Avevano appena incassato il bando dei motori a benzina e diesel dal 2035.
E avviato, ieri, il trialogo, cioè la trattativa finale tra Consiglio, Commissione e Parlamento
che condurrà in porto, in un modo o nell’altro, anche la direttiva sugli immobili green.
Ma sapevamo che non si sarebbero fermati qui.
Ieri, infatti, il Parlamento europeo ha approvato un’altra raffica di norme
che fanno parte del pacchetto “Fit for 55”,
l’agenda climatica Ue per ridurre le emissioni di Co2 di almeno il 55 per cento entro il 2030 rispetto ai livelli del 1990.
Ulteriori misure, tra cui la riforma dell’ETS (Emissions Trading Scheme),
che rischiano di avere un impatto pesantissimo sulle nostre vite, forse
persino maggiore, e certamente più ravvicinato,
sia del bando dei motori endotermici che della direttiva sulle case green.
In questi anni si è parlato pochissimo del contributo dell’ETS,
il meccanismo di scambio delle quote di emissione di Co2 messo in piedi dall’Ue,
all’impennata dei prezzi dell’energia in Europa.
In pratica, una tassa, secondo la logica “chi emette paga”, che si scarica a valle,
cioè sul consumatore finale di energia prodotta con fonti fossili.

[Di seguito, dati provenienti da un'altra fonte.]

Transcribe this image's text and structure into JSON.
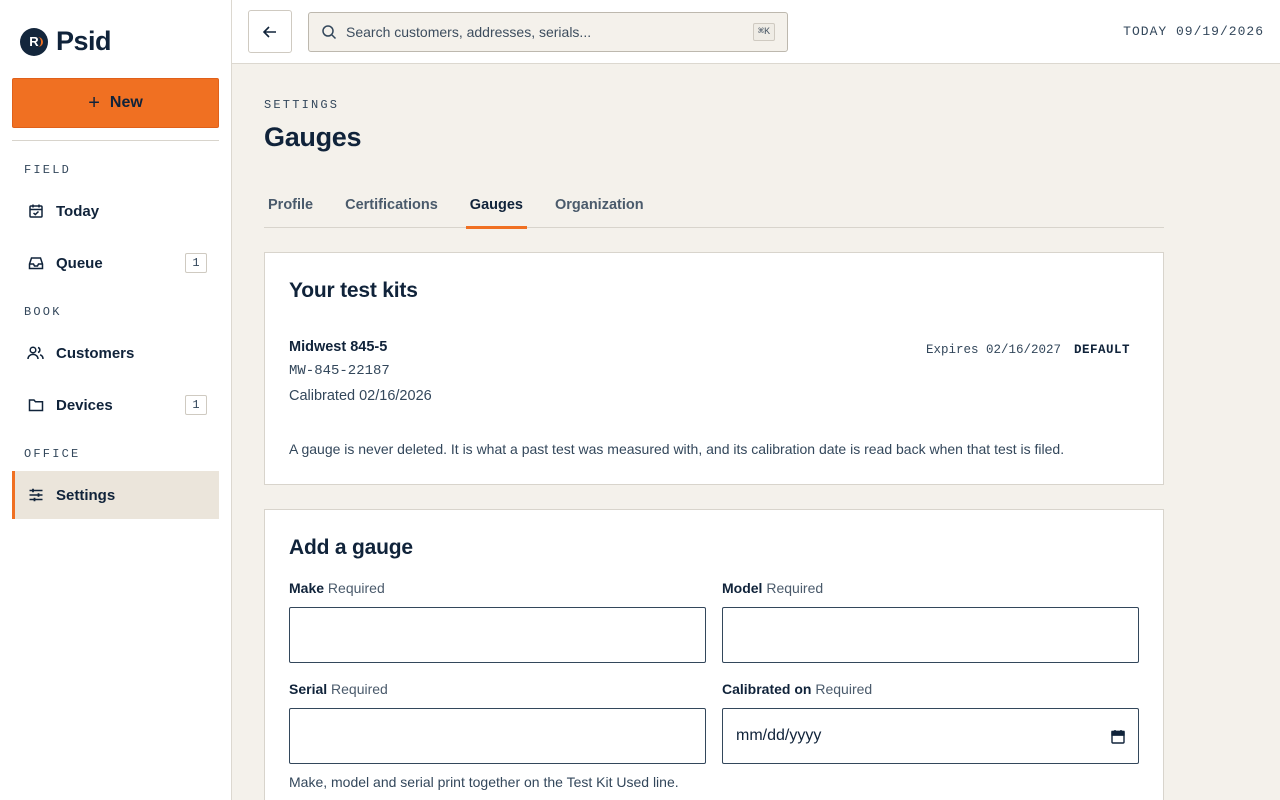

Un costo che proprio durante la drammatica crisi energetica della seconda metà dello scorso anno
è rimasto non a caso occulto.
Mentre certamente le dissennate politiche che hanno accresciuto la nostra dipendenza dal gas russo
hanno giocato un ruolo importante, quello che Bruxelles e i governi europei, aiutati dai fake news media,
hanno cercato in tutti i modi di nascondere all’opinione pubblica, è che le loro stesse politiche climatiche hanno
peggiorato le cose – e di molto.
In dodici mesi, da inizio 2021 a inizio 2022,
il prezzo delle quote di Co2 è quasi triplicato,
da 30 euro a oltre 80 euro.
In un momento in cui le tensioni geopolitiche prima e le sanzioni alla Russia poi spingevano i prezzi verso l’alto,
bisognava quanto meno sospendere l’ETS.
Al contrario, a Bruxelles hanno visto nell’aumento dei prezzi
un’opportunità per accelerare la transizione green.